FG Approves N2.4 Billion National Sports Medicine And High-Performance Centre

The Minister of Youth and Sports Development, Sunday Dare, has announced that the Federal Government has approved the construction of a new National Sports Medicine and High-Performance Centre.

The federal government has also approved the sum of N2.4 billion for the proposed project which will be sited at the Moshood Abiola Stadium in Lagos.

While announcing this to reporters in Abuja on Wednesday, Sunday Dare confirmed that the construction of the center will be completed in 2026.

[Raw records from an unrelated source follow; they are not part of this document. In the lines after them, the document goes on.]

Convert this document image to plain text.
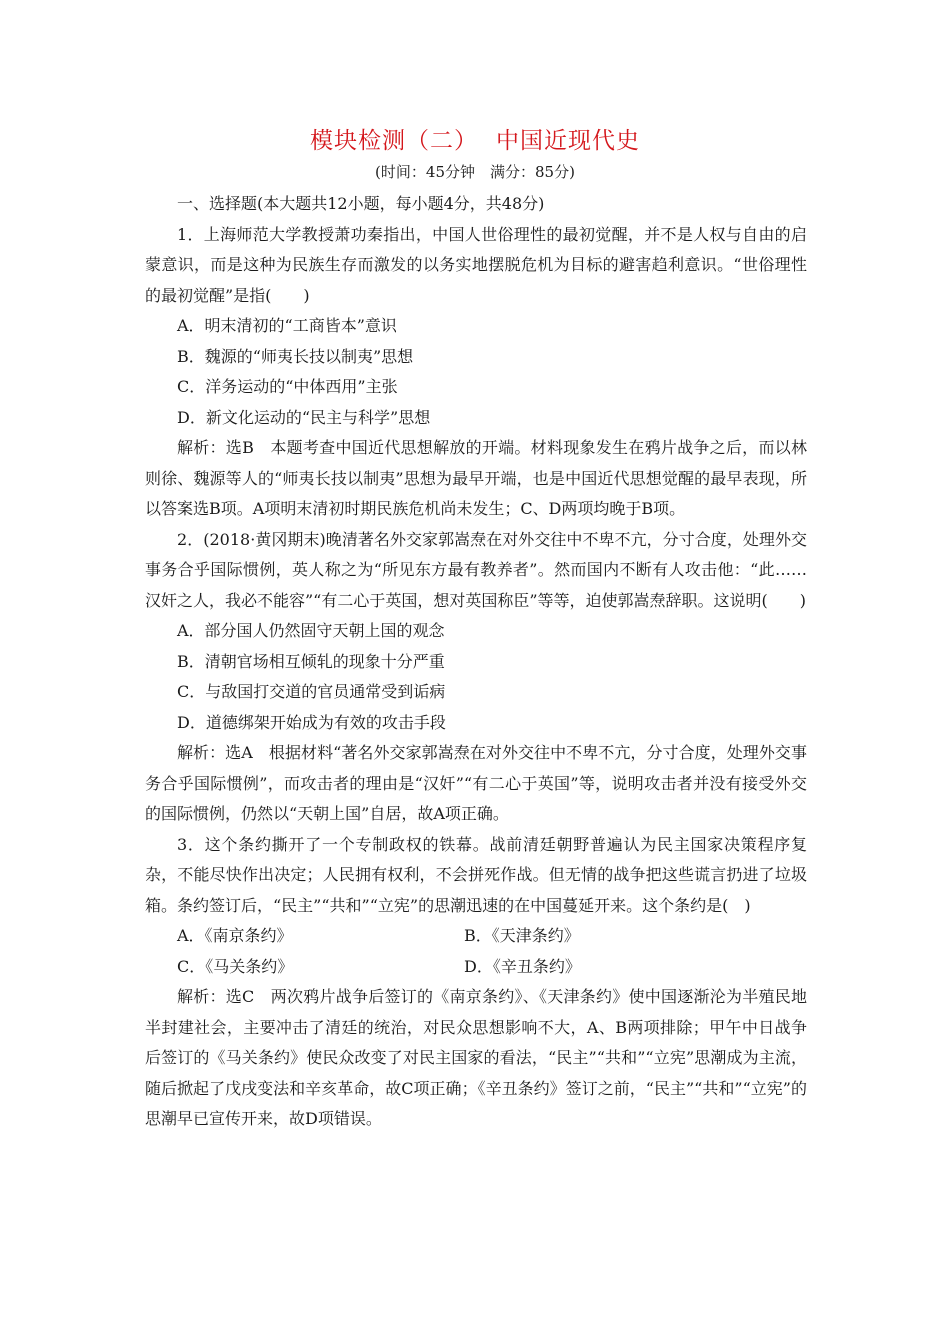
模块检测（二） 中国近现代史
(时间：45分钟　满分：85分)

一、选择题(本大题共12小题，每小题4分，共48分)

1．上海师范大学教授萧功秦指出，中国人世俗理性的最初觉醒，并不是人权与自由的启蒙意识，而是这种为民族生存而激发的以务实地摆脱危机为目标的避害趋利意识。“世俗理性的最初觉醒”是指(　　)

A．明末清初的“工商皆本”意识

B．魏源的“师夷长技以制夷”思想

C．洋务运动的“中体西用”主张

D．新文化运动的“民主与科学”思想

解析：选B　本题考查中国近代思想解放的开端。材料现象发生在鸦片战争之后，而以林则徐、魏源等人的“师夷长技以制夷”思想为最早开端，也是中国近代思想觉醒的最早表现，所以答案选B项。A项明末清初时期民族危机尚未发生；C、D两项均晚于B项。

2．(2018·黄冈期末)晚清著名外交家郭嵩焘在对外交往中不卑不亢，分寸合度，处理外交事务合乎国际惯例，英人称之为“所见东方最有教养者”。然而国内不断有人攻击他：“此……汉奸之人，我必不能容”“有二心于英国，想对英国称臣”等等，迫使郭嵩焘辞职。这说明(　　)

A．部分国人仍然固守天朝上国的观念

B．清朝官场相互倾轧的现象十分严重

C．与敌国打交道的官员通常受到诟病

D．道德绑架开始成为有效的攻击手段

解析：选A　根据材料“著名外交家郭嵩焘在对外交往中不卑不亢，分寸合度，处理外交事务合乎国际惯例”，而攻击者的理由是“汉奸”“有二心于英国”等，说明攻击者并没有接受外交的国际惯例，仍然以“天朝上国”自居，故A项正确。

3．这个条约撕开了一个专制政权的铁幕。战前清廷朝野普遍认为民主国家决策程序复杂，不能尽快作出决定；人民拥有权利，不会拼死作战。但无情的战争把这些谎言扔进了垃圾箱。条约签订后，“民主”“共和”“立宪”的思潮迅速的在中国蔓延开来。这个条约是(　)

A．《南京条约》	B．《天津条约》
C．《马关条约》	D．《辛丑条约》

解析：选C　两次鸦片战争后签订的《南京条约》、《天津条约》使中国逐渐沦为半殖民地半封建社会，主要冲击了清廷的统治，对民众思想影响不大，A、B两项排除；甲午中日战争后签订的《马关条约》使民众改变了对民主国家的看法，“民主”“共和”“立宪”思潮成为主流，随后掀起了戊戌变法和辛亥革命，故C项正确；《辛丑条约》签订之前，“民主”“共和”“立宪”的思潮早已宣传开来，故D项错误。
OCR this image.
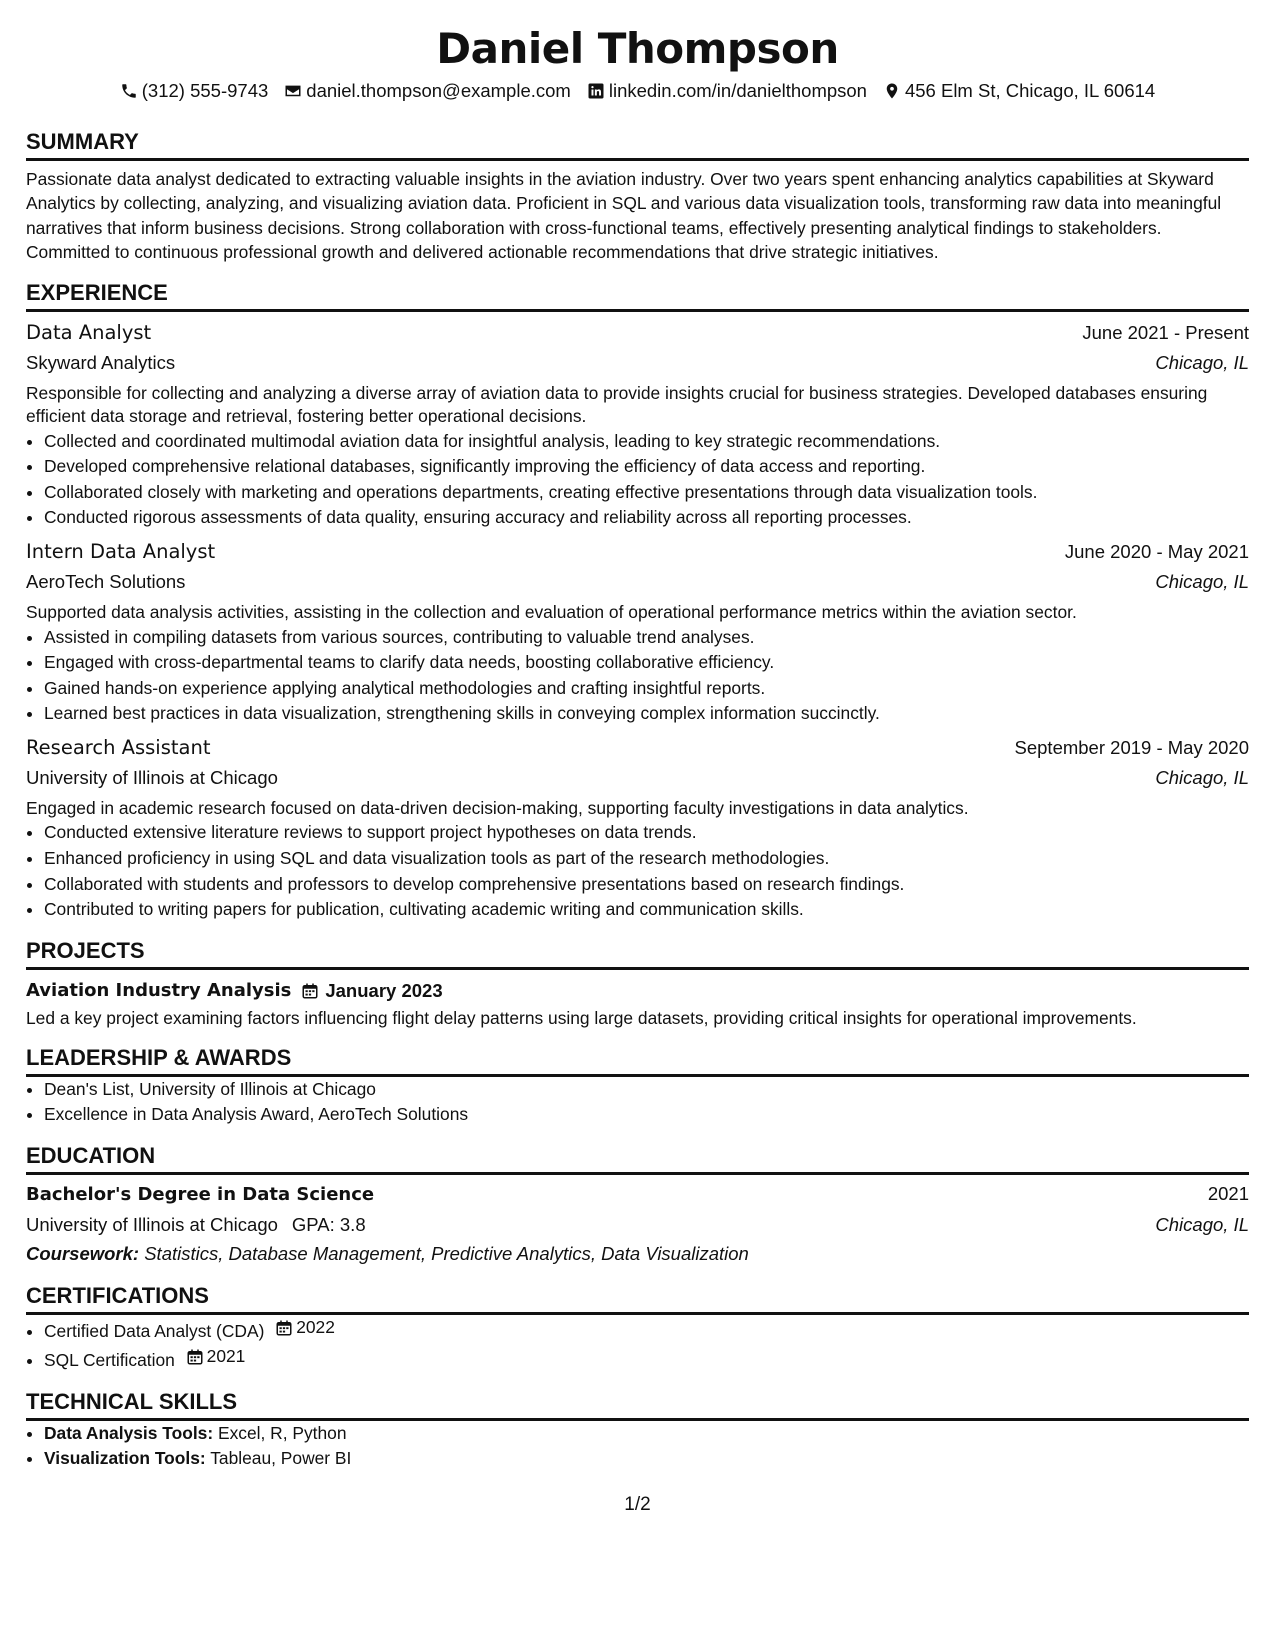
Daniel Thompson
(312) 555-9743 daniel.thompson@example.com linkedin.com/in/danielthompson 456 Elm St, Chicago, IL 60614
SUMMARY

Passionate data analyst dedicated to extracting valuable insights in the aviation industry. Over two years spent enhancing analytics capabilities at Skyward Analytics by collecting, analyzing, and visualizing aviation data. Proficient in SQL and various data visualization tools, transforming raw data into meaningful narratives that inform business decisions. Strong collaboration with cross-functional teams, effectively presenting analytical findings to stakeholders. Committed to continuous professional growth and delivered actionable recommendations that drive strategic initiatives.

EXPERIENCE
Data Analyst	June 2021 - Present
Skyward Analytics	Chicago, IL

Responsible for collecting and analyzing a diverse array of aviation data to provide insights crucial for business strategies. Developed databases ensuring efficient data storage and retrieval, fostering better operational decisions.

• Collected and coordinated multimodal aviation data for insightful analysis, leading to key strategic recommendations.
• Developed comprehensive relational databases, significantly improving the efficiency of data access and reporting.
• Collaborated closely with marketing and operations departments, creating effective presentations through data visualization tools.
• Conducted rigorous assessments of data quality, ensuring accuracy and reliability across all reporting processes.
Intern Data Analyst	June 2020 - May 2021
AeroTech Solutions	Chicago, IL

Supported data analysis activities, assisting in the collection and evaluation of operational performance metrics within the aviation sector.

• Assisted in compiling datasets from various sources, contributing to valuable trend analyses.
• Engaged with cross-departmental teams to clarify data needs, boosting collaborative efficiency.
• Gained hands-on experience applying analytical methodologies and crafting insightful reports.
• Learned best practices in data visualization, strengthening skills in conveying complex information succinctly.
Research Assistant	September 2019 - May 2020
University of Illinois at Chicago	Chicago, IL

Engaged in academic research focused on data-driven decision-making, supporting faculty investigations in data analytics.

• Conducted extensive literature reviews to support project hypotheses on data trends.
• Enhanced proficiency in using SQL and data visualization tools as part of the research methodologies.
• Collaborated with students and professors to develop comprehensive presentations based on research findings.
• Contributed to writing papers for publication, cultivating academic writing and communication skills.
PROJECTS
Aviation Industry Analysis January 2023

Led a key project examining factors influencing flight delay patterns using large datasets, providing critical insights for operational improvements.

LEADERSHIP & AWARDS
• Dean's List, University of Illinois at Chicago
• Excellence in Data Analysis Award, AeroTech Solutions
EDUCATION
Bachelor's Degree in Data Science	2021
University of Illinois at Chicago GPA: 3.8	Chicago, IL
Coursework: Statistics, Database Management, Predictive Analytics, Data Visualization
CERTIFICATIONS
• Certified Data Analyst (CDA) 2022
• SQL Certification 2021
TECHNICAL SKILLS
• Data Analysis Tools: Excel, R, Python
• Visualization Tools: Tableau, Power BI
1/2
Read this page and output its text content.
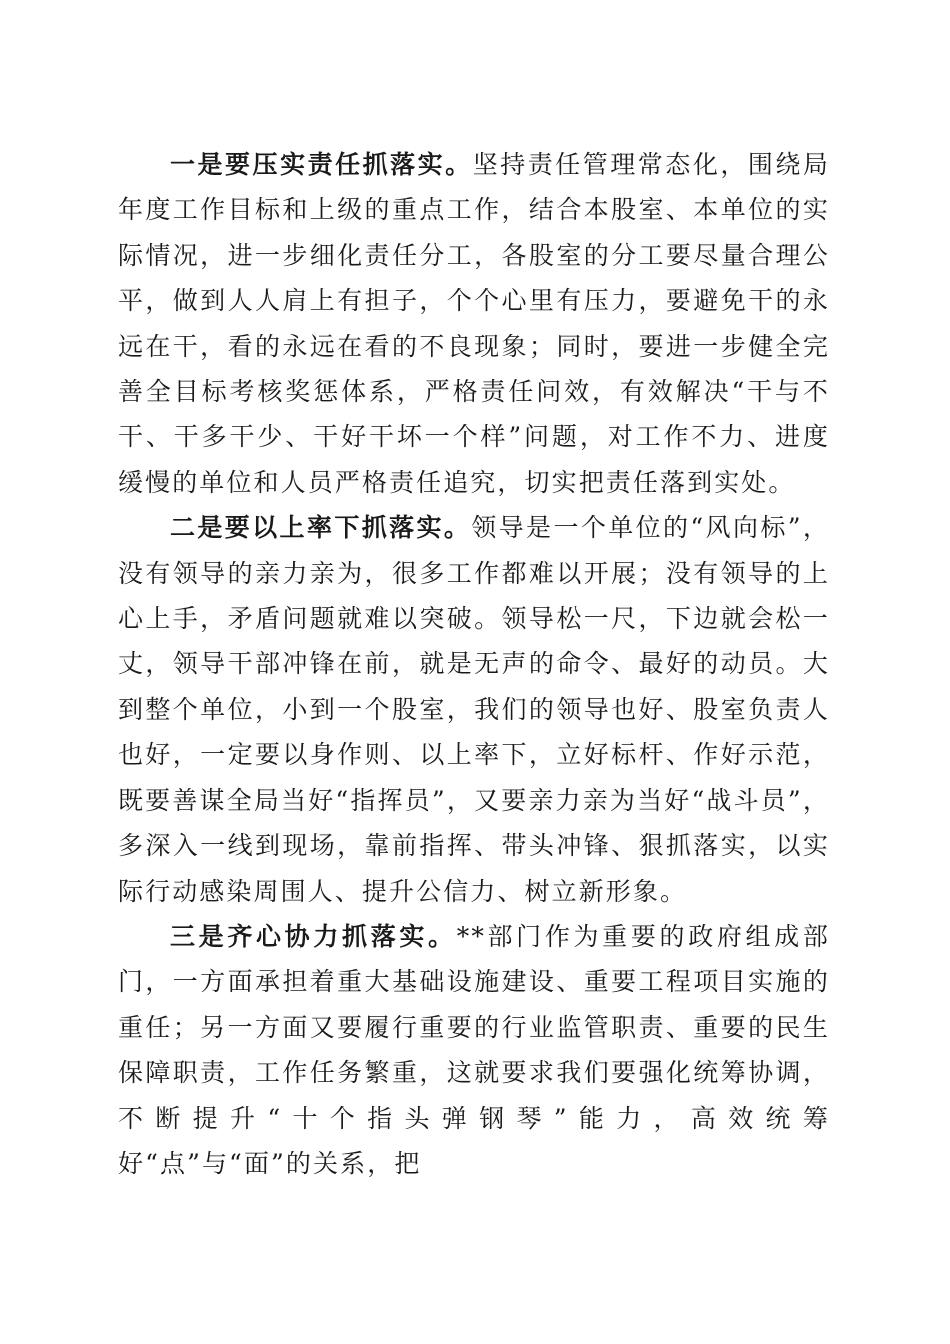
一是要压实责任抓落实。坚持责任管理常态化，围绕局年度工作目标和上级的重点工作，结合本股室、本单位的实际情况，进一步细化责任分工，各股室的分工要尽量合理公平，做到人人肩上有担子，个个心里有压力，要避免干的永远在干，看的永远在看的不良现象；同时，要进一步健全完善全目标考核奖惩体系，严格责任问效，有效解决“干与不干、干多干少、干好干坏一个样”问题，对工作不力、进度缓慢的单位和人员严格责任追究，切实把责任落到实处。

二是要以上率下抓落实。领导是一个单位的“风向标”，没有领导的亲力亲为，很多工作都难以开展；没有领导的上心上手，矛盾问题就难以突破。领导松一尺，下边就会松一丈，领导干部冲锋在前，就是无声的命令、最好的动员。大到整个单位，小到一个股室，我们的领导也好、股室负责人也好，一定要以身作则、以上率下，立好标杆、作好示范，既要善谋全局当好“指挥员”，又要亲力亲为当好“战斗员”，多深入一线到现场，靠前指挥、带头冲锋、狠抓落实，以实际行动感染周围人、提升公信力、树立新形象。

三是齐心协力抓落实。**部门作为重要的政府组成部门，一方面承担着重大基础设施建设、重要工程项目实施的重任；另一方面又要履行重要的行业监管职责、重要的民生保障职责，工作任务繁重，这就要求我们要强化统筹协调，不断提升“十个指头弹钢琴”能力，高效统筹好“点”与“面”的关系，把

This project was approved during Wednesday’s Federal Executive Council meeting at the State House, Abuja, which reportedly lasted for almost eight hours. The country’s vice president Yemi Osinbajo presided over the meeting on behalf of President Muhammadu Buhari.

According to Sunday Dare, the proposed High-Performance Centre has an in-built maintenance structure to prevent the project from losing its efficiency like other government-owned facilities.

The minister said, “The Ministry of Youth and Sports Development presented just one memo. The memo has to do with the National Sports Medicine and High-Performance Center and the construction of a High-Performance Center at the Package B of the Moshood Abiola Stadium.

“Over time in the past decades, one of the drawbacks of sports development and athlete’s development has been the lack of a high-performance center. Global sports development practice has a High-Performance Center as a major component of conditioning its athletes, it takes your athletes beyond just raw talent to some level of sports science and precision.

“The lack of that scientific input into our sports development over time has not helped us to reach the maximum podium performance that can be attained by athletes.”

Dare added, “The ministry, two days ago (Monday), released the list of renovations that have taken place at the Moshood Abiola stadium. 24 renovations and upgrades have taken place at the stadium in Surulere. 16 upgrades have taken place over time. More than 11 functional areas.

“I must say for the record that we’ve been able to bring about a culture of maintenance for the High-Performance Centre. We’re building in two to four years of maintenance for Dangote that fix the main bowl. We built in two-year maintenance.

“Surulere, Premier Loto, two years maintenance with possible renewal, and I agree that without a maintenance culture, no matter how much we invest in our sporting facilities or any building infrastructure for that matter. They will go bad.”